Additional destination options
------------------------------
There are a number of more advanced configuration parameters that are supported
for configuring the destination. All of the following options would be placed
within the ``.spec.rclone`` portion of the ReplicationDestination CustomResource.
.. include:: ../inc_dst_opts.rst
rcloneConfigSection
This is used to identify the configuration section within
``rclone.conf`` to use.
rcloneDestPath
This is the remote storage location in which the persistent data will
be downloaded. This should match the rcloneDestPath used on the ReplicationSource.
rcloneConfig
This specifies the secret to be used. The secret contains an ``rclone.conf``
file with the configuration and credentials for the object target.
customCA
This option allows a custom certificate authority to be used when making TLS
(https) connections to the remote repository.
For a concrete example, see the :doc:`database synchronization example `.
Using a custom certificate authority
====================================
Normally, Rclone will use a default set of certificates to verify the validity
of remote repositories when making https connections. However, users that deploy
with a self-signed certificate will need to provide their CA's certificate via
the ``customCA`` option.
The custom CA certificate needs to be provided in a Secret or ConfigMap to
VolSync. For example, if the CA certificate is a file in the current directory
named ``ca.crt``, it can be loaded as a Secret or a ConfigMap.

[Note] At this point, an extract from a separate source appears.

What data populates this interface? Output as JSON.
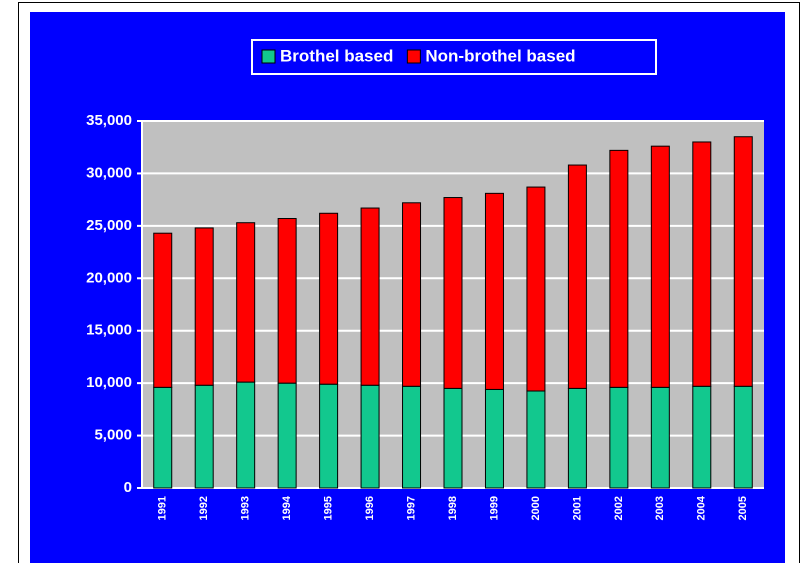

Example using a customCA loaded as a secret:
.. code-block:: console
$ kubectl create secret generic tls-secret --from-file=ca.crt=./ca.crt
secret/tls-secret created
$ kubectl describe secret/tls-secret
Name: tls-secret
Namespace: default
Labels:
Annotations:
Type: Opaque
Data
====
ca.crt: 1127 bytes
This Secret would then be used in the ReplicationSource and/or
ReplicationDestination objects:
.. code-block:: yaml
---
apiVersion: volsync.backube/v1alpha1
kind: ReplicationSource
metadata:
name: mydata-backup-with-customca
spec:
# ... fields omitted ...
rclone:
# ... other fields omitted ...
customCA:
secretName: tls-secret
key: ca.crt
To use a customCA in a ConfigMap, specify ``configMapName`` in the spec instead
of ``secretName``, for example:
.. code-block:: yaml
---
apiVersion: volsync.backube/v1alpha1
kind: ReplicationSource
metadata:
name: mydata-backup-with-customca
spec:
# ... fields omitted ...
rclone:
# ... other fields omitted ...
customCA:
configMapName: tls-configmap-name
key: ca.crt